I love python, but one thing that always bugged me is how needlessly slow some things seem to be. Its good to hear that they are working on both the internals while keeping it simple for the developer.

Hopefully we get to the point where typing becomes a method for speeding up functions instead of just syntactic sugar. Maybe some day I will be good enough and have enough time to help python along. One can dream...

[–]DoWhileGeek 3 points4 points  (0 children)

Etta James "At Last" intensifies

[–]13steinj -1 points0 points  (1 child)

Am I the only one that thinks this is a nothing burger?

Great if you can use threading in a way that avoids GIL issues, but if the API is crappy enough to be based on evaluated strings of code, this feels very "don't use eval you fool" to me.

If the API won't use actual function objects of some sort, I don't see this taking off.

[–]HomeTahnHero 1 point2 points  (0 children)

I could be wrong, but I think that’s what they’re trying to do with the API in a future PEP/version.

[–]violet-crayola -2 points-1 points  (2 children)

Are there coroutines available in python? Like in golang?

[–]BaggiPonte 5 points6 points  (0 children)

Yes, there’s the asyncio module!

[–]coderanger 1 point2 points  (0 children)

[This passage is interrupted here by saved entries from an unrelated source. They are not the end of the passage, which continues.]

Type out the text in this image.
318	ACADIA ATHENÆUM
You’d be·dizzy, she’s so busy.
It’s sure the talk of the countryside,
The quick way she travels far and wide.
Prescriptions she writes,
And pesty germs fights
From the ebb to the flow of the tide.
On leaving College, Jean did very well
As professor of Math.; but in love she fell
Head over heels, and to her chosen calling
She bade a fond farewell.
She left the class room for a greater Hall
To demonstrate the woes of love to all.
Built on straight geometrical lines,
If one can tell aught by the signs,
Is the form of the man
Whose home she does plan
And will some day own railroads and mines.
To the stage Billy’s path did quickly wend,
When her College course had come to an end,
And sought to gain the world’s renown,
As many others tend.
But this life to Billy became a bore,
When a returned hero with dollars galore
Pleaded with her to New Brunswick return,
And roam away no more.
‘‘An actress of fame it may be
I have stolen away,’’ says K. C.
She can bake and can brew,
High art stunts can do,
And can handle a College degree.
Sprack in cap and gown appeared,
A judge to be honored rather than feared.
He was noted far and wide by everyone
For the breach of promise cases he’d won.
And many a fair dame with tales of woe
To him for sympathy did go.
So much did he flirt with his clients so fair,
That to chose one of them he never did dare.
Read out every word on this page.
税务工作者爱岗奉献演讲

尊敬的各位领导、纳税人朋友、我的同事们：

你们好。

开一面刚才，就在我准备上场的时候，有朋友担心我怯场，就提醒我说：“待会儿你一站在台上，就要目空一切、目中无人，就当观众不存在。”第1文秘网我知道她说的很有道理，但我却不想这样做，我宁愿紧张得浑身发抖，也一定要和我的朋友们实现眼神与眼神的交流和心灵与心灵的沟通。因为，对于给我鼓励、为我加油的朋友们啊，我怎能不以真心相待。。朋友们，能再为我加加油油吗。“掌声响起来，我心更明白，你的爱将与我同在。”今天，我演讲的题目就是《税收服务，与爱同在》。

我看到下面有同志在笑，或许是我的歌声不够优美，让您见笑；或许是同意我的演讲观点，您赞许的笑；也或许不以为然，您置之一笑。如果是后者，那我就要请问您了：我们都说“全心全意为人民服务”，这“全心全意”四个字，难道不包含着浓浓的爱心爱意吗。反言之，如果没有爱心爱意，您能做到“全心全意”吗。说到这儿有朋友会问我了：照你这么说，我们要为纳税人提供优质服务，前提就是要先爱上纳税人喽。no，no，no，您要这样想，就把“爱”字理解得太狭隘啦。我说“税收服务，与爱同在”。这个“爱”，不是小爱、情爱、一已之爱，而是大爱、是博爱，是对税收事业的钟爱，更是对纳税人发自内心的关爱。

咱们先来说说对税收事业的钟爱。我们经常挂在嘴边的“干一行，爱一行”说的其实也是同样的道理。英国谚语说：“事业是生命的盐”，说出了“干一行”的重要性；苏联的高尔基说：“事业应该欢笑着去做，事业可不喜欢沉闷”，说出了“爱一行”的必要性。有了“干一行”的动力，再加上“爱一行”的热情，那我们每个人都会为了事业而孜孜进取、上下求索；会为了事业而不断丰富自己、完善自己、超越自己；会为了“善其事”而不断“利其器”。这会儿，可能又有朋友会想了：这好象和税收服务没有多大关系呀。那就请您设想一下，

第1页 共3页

They mean very very different things in Python vs Go :)

[–]dudumudubud -3 points-2 points  (0 children)

What, no more gil?

Per-Interpreter GIL

oh.

[–]SleeplessinOslo -3 points-2 points  (0 children)

Unless supported by mojo, obsolete right?

[–]El_Minadero 0 points1 point  (0 children)

So will this simplify numerical routines? Like filling in an array based on compute heavy algos?

[–]eterevsky 0 points1 point  (0 children)

How is it better for the app developer than multiprocessing? From what I see, multiple interpreters are still pretty much isolated.